Arrhythmogenicity Test Based on a Human-Induced Pluripotent Stem Cell (iPSC)-Derived Cardiomyocyte Layer.

In vitro screening for potential side effects of drugs on human-induced pluripotent stem-cell-derived cardiomyocytes (hiPSC-CMs) is a cutting-edge technology in pharmaceutical industry. International groups are currently considering using iPSC-CM as a part of comprehensive battery for an accurate and complex mechanistic-based assessment of the proarrhythmic potential of drugs. Despite iPSC-CMs expression and phenotype differences from mature adult CMs screening for drug-induced prolonged QT interval is now routinely carried and also recommended by ICH. The revelation of the mechanism of how the elongation of the QT interval is associated with the occurrence of an arrhythmia should extend the prospects of screening. To address this problem, a comprehensive tissue-based test for arrhythmogenicity is needed. Induced pluripotent stem (iPS) cells from a healthy individual were differentiated into a CM monolayer that was identified by immunocytochemistry and the patch-clamp technique also considering of the potential impact of the developing phenotype of the iPSC-CMs. To study the occurrence of reentry as a precursor to arrhythmias, a standard obstacle was created in the cell layer.
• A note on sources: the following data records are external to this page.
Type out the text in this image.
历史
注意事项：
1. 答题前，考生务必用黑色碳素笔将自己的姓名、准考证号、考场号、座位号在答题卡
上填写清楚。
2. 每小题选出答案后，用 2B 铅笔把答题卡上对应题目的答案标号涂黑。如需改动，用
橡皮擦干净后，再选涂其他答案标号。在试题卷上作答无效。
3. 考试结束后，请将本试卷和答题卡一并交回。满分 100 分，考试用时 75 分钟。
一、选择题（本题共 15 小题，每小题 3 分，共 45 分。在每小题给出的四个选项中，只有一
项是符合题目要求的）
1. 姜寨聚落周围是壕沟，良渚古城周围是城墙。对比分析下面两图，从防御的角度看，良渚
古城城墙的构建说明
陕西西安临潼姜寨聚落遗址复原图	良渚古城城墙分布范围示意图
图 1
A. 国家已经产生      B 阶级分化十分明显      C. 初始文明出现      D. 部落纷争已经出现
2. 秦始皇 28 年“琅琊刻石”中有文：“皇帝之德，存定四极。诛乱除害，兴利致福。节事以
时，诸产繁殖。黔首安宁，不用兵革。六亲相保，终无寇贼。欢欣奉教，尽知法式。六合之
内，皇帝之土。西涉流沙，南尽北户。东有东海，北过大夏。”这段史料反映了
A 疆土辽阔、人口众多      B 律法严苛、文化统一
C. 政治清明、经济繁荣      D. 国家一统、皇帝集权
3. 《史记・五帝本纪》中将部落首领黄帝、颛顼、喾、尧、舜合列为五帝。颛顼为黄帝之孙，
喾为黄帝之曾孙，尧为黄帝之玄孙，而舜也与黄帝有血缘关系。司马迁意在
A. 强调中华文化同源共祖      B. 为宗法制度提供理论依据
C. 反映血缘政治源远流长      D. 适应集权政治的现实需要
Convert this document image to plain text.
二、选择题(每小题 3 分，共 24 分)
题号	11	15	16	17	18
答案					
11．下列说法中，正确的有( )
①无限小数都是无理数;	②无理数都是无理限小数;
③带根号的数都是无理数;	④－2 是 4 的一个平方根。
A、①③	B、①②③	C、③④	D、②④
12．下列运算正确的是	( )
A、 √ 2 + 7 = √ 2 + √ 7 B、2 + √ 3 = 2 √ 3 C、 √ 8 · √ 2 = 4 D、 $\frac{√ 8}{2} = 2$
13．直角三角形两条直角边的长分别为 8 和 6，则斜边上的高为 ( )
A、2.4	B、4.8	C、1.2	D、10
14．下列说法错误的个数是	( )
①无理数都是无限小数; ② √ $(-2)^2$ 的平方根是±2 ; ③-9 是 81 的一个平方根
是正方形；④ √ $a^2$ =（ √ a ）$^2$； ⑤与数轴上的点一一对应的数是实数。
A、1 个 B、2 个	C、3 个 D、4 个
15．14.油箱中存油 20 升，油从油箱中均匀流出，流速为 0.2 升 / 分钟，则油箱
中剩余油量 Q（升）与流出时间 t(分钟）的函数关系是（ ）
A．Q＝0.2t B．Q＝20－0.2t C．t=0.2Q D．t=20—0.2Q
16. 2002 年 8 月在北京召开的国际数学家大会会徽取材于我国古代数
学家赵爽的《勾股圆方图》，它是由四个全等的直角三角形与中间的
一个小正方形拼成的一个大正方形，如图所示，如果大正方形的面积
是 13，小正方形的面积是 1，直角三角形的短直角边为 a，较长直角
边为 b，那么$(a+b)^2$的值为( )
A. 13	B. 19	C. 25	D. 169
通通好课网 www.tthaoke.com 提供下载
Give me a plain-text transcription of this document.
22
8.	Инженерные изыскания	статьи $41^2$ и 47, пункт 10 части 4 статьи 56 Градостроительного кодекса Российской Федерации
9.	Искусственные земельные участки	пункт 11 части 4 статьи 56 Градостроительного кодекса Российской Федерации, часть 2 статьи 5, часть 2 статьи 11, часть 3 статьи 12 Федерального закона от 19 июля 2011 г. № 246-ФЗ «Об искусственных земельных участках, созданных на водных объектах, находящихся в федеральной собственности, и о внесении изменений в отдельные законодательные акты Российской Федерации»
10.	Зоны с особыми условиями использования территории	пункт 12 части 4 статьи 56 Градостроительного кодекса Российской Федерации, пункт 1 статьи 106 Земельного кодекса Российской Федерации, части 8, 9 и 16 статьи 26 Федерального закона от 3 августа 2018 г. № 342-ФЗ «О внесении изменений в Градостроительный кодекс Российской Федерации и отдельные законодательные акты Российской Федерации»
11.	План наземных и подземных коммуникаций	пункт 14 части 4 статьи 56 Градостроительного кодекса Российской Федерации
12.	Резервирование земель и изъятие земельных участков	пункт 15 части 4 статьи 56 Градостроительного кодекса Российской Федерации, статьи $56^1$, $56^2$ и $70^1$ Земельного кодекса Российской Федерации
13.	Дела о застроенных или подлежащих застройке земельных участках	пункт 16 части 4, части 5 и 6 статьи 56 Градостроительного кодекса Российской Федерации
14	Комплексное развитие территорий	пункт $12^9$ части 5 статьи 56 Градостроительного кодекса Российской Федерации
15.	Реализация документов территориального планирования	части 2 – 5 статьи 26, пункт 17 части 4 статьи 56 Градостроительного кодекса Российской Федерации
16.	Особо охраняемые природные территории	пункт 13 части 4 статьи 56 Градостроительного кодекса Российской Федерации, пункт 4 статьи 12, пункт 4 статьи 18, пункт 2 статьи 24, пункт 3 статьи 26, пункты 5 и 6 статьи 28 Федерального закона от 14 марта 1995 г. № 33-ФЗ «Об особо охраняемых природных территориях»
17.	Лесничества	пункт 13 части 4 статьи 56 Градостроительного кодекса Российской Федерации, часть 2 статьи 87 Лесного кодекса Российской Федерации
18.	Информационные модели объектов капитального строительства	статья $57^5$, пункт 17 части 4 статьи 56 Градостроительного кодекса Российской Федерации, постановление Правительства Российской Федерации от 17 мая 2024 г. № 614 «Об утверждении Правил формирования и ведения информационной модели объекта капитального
With the aid of optical mapping, the measure of arrhythmogenicity was determined, as defined by the probability of a reentry occurrence for the particular frequency of stimulation. A change in the potassium current corresponding to LQTS type 2 at frequencies matching high heart rates was demonstrated visually and quantitatively. Also, the efficiency of this method for quantifying both the effectiveness and ineffectiveness of drugs for a particular donor and for determining the donor's cardiovascular disease risk zone was tested.